When Susan Hendry, the mother of a man suspected of being a serial killer, says to Leo: "Yvonne said you had a weakness for fridge-magnet philosophizing," it's hard not to nod vigourously. Edric has a tin ear when it comes to dialogue and at no time do any of his characters sound like real people. They come across as either trite or cardboard, or both.

His characterisation isn't any better. Leo is so one-dimensional that he rocks in a breeze, and he might just as well have arrived from one of those planets that Doctor Who and his Tardis visit. There's no back story on him, or anything in the present to persuade the reader that this is a chap we'll ever get to know.

Leo plods round chatting to -- or, more accurately, talking at -- people who may be able to help him as he tries to prove that drug addict Paul Hendry didn't kill a number of women, several of whom were prostitutes. Breathing down his neck is a new senior policeman determined to use the case as a stepping-stone to higher things.

There are various irritants in the book which suggest Edric wasn't as assiduous as he might have been when it comes to research. In English law you can't libel the dead. And very few journalists, even working for a news agency, would take photos as well as writing stories. Multi-skilling hasn't got quite that far in the print media.

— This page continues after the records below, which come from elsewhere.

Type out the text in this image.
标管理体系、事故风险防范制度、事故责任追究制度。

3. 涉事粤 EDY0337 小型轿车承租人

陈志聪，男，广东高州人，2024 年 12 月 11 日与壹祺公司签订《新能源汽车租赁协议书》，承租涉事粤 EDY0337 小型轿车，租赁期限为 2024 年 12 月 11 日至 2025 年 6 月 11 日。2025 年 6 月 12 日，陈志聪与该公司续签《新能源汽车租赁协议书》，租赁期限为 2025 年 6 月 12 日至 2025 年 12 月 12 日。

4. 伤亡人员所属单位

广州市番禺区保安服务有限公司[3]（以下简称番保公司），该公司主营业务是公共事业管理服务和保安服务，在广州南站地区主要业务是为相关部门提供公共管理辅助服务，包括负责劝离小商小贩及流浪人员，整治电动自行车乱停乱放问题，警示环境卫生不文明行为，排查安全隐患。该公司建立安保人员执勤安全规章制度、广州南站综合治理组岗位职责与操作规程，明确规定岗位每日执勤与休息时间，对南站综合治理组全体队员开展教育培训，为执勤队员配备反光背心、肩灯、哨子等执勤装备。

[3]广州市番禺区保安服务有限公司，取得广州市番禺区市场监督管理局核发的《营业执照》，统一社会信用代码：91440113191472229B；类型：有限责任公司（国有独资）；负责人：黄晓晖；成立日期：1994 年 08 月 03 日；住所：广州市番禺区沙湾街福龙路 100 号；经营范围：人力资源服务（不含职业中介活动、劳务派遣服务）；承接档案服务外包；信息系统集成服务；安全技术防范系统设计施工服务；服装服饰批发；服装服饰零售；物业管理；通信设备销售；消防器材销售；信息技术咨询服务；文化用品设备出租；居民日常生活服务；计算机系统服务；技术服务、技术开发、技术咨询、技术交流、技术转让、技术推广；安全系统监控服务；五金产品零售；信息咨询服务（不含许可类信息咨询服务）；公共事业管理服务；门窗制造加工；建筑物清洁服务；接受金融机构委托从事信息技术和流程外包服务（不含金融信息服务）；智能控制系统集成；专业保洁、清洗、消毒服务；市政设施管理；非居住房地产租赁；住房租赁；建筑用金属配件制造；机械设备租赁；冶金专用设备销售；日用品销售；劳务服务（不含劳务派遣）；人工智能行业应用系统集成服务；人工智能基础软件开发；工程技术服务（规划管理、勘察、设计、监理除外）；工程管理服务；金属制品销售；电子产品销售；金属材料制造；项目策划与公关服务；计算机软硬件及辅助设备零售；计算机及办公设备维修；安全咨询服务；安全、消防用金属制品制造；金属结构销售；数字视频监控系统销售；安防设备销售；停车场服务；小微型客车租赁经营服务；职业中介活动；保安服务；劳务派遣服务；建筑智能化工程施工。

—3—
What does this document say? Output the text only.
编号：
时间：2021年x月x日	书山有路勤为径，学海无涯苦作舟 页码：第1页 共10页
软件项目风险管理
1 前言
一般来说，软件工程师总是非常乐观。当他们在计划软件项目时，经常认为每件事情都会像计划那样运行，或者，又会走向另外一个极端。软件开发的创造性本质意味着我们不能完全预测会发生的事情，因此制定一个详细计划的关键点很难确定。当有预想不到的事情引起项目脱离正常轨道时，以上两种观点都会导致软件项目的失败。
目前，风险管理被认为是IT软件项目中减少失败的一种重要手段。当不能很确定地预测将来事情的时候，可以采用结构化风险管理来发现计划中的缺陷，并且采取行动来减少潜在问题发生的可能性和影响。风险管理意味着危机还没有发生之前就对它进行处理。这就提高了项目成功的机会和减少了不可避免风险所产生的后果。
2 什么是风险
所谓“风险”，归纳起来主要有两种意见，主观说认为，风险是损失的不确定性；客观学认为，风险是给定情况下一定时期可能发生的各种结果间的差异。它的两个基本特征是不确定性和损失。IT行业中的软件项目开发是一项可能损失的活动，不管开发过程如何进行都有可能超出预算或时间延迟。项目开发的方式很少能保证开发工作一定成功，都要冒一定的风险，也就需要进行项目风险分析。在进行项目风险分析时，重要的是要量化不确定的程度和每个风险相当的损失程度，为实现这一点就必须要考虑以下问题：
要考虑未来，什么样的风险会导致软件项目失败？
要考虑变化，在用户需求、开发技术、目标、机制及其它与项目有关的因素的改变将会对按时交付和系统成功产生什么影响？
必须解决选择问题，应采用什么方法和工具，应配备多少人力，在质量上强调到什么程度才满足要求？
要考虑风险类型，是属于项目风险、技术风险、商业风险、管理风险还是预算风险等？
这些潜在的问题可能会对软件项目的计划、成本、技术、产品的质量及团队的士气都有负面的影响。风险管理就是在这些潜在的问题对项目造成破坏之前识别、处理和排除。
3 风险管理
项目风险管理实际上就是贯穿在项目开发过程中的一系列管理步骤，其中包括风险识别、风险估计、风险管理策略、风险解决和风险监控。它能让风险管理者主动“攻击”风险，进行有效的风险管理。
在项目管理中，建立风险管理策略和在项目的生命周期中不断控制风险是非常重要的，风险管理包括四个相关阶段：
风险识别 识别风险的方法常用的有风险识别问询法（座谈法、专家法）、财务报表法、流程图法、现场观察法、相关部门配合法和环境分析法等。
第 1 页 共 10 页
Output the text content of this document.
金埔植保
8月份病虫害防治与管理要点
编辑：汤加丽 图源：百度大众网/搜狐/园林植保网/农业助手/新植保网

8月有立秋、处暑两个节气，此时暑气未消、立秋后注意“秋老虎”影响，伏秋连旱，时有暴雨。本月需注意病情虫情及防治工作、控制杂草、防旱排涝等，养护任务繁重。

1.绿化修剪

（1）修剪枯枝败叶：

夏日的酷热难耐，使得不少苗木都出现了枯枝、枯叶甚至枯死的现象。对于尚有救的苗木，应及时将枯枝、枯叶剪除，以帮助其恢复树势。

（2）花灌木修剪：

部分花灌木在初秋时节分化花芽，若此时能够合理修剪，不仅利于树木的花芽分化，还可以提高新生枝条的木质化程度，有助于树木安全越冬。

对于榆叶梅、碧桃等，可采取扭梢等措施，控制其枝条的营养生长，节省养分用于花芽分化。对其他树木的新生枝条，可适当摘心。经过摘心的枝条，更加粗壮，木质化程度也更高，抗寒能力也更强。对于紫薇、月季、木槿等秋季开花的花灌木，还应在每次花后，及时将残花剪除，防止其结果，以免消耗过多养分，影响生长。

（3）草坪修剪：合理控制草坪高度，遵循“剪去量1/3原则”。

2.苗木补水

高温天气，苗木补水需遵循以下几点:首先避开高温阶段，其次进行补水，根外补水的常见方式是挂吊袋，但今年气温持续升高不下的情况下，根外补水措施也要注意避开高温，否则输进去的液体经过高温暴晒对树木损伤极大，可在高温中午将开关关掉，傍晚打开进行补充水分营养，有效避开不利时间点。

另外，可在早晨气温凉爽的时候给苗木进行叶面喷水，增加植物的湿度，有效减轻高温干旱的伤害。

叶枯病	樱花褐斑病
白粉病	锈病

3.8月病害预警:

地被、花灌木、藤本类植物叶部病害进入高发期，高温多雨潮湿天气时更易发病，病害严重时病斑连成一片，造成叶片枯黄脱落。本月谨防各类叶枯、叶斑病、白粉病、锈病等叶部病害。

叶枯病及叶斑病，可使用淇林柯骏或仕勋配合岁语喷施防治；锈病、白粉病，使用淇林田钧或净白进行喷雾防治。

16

Sure these are hardly world-shattering errors, but they simply add to the feeling that Edric spent too long cultivating his writing style and not enough time on the nuts and bolts of what constitutes good crime fiction. SWAN SONG isn't appalling, lest you go away with that feeling, but it's pretty unintelligible unless you have read the previous two books in the series. And it just made me think that writers like Edric should leave genre fiction to the experts.